House - indeterminate date, Tearmann Caithreach, Co. Mayo
Co. Mayo |
House
In the townland of Tearmann Caithreach in County Mayo, a structure sits on the archaeological record without a date attached to it.
Classified simply as a house of indeterminate date, it occupies that peculiar category of place that has been noticed, recorded, and named, yet remains largely unexamined in any publicly available form. The name of the townland itself carries some weight: tearmann in Irish generally refers to sanctuary land, territory historically associated with the protection afforded by an early church or monastic site. Caithreach, meanwhile, is linked to the word for a city or stone fort, suggesting the area may have had significance well before anyone thought to count its ruins.

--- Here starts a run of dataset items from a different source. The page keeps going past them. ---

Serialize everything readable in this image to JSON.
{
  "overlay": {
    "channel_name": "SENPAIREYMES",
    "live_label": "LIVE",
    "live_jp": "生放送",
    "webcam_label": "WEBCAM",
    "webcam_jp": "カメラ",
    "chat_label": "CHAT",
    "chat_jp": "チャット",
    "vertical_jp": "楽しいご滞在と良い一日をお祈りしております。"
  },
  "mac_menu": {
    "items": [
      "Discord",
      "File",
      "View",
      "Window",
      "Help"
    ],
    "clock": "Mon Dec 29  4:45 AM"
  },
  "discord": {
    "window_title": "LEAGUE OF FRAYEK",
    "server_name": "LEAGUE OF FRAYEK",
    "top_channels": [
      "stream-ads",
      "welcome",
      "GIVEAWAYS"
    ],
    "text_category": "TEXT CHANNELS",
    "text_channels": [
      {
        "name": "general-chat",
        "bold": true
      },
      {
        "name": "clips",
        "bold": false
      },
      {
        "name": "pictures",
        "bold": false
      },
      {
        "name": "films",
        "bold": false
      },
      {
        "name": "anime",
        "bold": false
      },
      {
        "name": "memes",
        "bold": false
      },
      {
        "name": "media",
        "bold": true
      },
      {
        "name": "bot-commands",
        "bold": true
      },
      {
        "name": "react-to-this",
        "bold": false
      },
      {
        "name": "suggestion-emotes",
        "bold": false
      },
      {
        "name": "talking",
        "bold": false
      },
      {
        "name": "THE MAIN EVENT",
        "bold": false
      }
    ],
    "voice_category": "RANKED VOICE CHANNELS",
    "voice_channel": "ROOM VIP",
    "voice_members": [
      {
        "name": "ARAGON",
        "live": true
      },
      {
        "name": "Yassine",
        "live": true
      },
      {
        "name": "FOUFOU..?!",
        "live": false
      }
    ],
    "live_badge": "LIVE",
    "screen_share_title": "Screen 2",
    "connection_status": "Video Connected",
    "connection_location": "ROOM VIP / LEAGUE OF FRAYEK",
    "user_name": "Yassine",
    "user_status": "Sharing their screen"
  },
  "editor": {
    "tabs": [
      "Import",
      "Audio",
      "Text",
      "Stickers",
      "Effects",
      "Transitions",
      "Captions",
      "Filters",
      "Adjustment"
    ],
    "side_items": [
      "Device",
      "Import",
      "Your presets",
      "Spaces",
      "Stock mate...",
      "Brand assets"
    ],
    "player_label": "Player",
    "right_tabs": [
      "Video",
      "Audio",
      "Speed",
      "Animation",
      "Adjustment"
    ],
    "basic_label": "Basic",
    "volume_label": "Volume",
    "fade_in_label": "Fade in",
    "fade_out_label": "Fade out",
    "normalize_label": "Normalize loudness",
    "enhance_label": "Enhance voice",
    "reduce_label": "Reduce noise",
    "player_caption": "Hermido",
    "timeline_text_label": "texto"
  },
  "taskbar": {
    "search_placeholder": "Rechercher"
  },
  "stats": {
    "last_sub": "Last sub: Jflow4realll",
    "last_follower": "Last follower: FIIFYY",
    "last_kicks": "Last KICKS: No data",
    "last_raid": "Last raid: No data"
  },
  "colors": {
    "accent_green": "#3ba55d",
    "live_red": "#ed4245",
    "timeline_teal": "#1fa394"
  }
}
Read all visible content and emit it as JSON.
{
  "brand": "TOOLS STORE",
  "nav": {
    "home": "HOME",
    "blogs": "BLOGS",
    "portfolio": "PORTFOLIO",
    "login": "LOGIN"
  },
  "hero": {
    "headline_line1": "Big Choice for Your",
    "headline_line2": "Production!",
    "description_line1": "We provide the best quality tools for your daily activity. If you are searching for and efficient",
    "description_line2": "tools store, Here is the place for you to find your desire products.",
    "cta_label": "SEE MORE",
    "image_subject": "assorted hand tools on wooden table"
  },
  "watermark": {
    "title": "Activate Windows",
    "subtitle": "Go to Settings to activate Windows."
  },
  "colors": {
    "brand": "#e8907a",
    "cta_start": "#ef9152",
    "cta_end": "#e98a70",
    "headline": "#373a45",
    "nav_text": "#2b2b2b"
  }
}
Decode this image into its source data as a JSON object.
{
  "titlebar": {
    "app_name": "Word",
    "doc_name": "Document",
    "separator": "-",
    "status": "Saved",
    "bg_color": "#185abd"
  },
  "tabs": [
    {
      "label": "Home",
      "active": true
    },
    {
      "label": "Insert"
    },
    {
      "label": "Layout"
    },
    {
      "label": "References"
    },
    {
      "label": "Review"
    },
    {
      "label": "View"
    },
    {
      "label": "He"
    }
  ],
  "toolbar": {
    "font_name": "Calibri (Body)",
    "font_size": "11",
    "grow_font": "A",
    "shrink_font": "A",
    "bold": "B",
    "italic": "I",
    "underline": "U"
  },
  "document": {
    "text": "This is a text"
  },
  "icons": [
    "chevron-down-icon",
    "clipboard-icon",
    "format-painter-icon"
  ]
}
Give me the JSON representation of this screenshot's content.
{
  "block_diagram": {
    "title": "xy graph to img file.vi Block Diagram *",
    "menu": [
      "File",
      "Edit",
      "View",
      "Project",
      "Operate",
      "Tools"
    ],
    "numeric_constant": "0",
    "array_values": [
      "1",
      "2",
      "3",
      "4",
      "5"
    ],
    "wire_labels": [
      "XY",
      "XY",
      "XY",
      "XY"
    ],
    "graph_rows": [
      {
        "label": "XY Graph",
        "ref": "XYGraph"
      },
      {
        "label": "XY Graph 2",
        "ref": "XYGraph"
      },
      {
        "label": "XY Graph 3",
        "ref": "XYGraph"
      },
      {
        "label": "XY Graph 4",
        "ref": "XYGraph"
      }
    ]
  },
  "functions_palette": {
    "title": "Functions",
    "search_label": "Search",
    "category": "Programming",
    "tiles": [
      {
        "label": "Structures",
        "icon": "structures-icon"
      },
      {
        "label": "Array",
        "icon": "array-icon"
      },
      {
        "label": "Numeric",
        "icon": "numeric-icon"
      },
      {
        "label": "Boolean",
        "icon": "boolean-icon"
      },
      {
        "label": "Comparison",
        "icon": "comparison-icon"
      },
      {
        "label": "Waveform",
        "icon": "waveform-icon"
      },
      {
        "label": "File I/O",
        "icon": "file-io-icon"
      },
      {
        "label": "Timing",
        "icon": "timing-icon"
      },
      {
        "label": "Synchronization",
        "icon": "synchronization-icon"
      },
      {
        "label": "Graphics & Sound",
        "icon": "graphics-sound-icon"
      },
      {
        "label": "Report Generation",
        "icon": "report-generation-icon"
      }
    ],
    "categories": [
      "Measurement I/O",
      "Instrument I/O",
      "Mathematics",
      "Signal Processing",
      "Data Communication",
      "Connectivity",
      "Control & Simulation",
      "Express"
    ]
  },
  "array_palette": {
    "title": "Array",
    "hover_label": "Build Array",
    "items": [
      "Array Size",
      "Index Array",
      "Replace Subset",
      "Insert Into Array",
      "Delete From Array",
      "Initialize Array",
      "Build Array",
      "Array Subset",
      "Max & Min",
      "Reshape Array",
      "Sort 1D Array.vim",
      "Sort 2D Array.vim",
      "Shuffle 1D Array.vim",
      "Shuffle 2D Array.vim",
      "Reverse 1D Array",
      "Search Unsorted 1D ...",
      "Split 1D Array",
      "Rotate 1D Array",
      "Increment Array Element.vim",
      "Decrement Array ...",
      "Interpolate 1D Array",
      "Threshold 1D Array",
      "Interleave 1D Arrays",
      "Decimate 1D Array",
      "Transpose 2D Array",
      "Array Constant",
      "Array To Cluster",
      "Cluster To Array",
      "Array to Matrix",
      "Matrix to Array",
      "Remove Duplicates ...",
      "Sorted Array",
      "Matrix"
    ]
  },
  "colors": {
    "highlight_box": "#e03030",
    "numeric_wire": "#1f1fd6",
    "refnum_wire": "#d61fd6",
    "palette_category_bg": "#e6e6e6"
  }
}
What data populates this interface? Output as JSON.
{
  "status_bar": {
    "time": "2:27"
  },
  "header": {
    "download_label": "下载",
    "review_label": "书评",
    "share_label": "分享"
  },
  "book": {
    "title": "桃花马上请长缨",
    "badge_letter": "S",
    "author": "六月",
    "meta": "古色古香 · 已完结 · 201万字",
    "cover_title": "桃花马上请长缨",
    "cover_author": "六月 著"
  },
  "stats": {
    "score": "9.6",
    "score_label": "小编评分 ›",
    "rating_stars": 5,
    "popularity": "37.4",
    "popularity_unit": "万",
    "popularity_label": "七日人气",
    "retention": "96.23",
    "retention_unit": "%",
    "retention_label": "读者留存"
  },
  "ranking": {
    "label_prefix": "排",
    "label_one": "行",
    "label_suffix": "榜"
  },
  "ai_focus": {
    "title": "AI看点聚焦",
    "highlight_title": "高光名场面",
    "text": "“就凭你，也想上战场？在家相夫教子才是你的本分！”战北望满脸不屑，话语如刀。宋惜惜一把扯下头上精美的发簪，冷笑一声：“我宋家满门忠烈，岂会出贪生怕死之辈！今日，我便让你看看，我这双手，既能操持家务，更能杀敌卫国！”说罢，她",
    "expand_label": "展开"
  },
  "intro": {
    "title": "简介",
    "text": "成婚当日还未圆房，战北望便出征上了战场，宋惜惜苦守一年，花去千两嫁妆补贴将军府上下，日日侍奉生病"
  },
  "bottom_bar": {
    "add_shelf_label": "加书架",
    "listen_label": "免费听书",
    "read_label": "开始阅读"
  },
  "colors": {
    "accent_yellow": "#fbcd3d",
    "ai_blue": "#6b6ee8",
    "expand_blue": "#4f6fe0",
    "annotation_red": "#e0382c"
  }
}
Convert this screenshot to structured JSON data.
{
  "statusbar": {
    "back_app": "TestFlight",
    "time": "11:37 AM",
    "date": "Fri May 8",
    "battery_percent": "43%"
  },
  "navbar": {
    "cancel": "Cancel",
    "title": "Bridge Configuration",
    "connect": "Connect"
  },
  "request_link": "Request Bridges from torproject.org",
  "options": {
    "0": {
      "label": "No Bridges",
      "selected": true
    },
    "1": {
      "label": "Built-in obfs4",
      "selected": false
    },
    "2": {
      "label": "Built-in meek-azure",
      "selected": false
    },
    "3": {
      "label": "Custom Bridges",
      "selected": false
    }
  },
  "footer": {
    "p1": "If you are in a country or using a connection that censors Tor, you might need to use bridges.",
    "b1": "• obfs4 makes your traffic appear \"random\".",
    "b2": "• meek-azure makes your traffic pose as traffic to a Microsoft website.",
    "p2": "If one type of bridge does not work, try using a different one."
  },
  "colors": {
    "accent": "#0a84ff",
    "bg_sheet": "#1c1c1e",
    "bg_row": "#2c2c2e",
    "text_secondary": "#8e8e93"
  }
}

Beyond the townland name and the bare classification, the details of this particular structure remain effectively inaccessible at present. No period has been assigned to it. Whether it represents a post-medieval farmhouse, an earlier domestic building, or something harder to categorise without excavation or closer survey is simply not recorded in any available source. Mayo has no shortage of such survivals, from the remains of pre-Famine settlements to much earlier enclosures and habitation sites scattered across its bogland and hillsides, and a great many of them carry exactly this kind of open-ended designation. The indeterminate date is not a gap so much as an honest admission that the archaeology has not yet been worked through in sufficient detail to say more.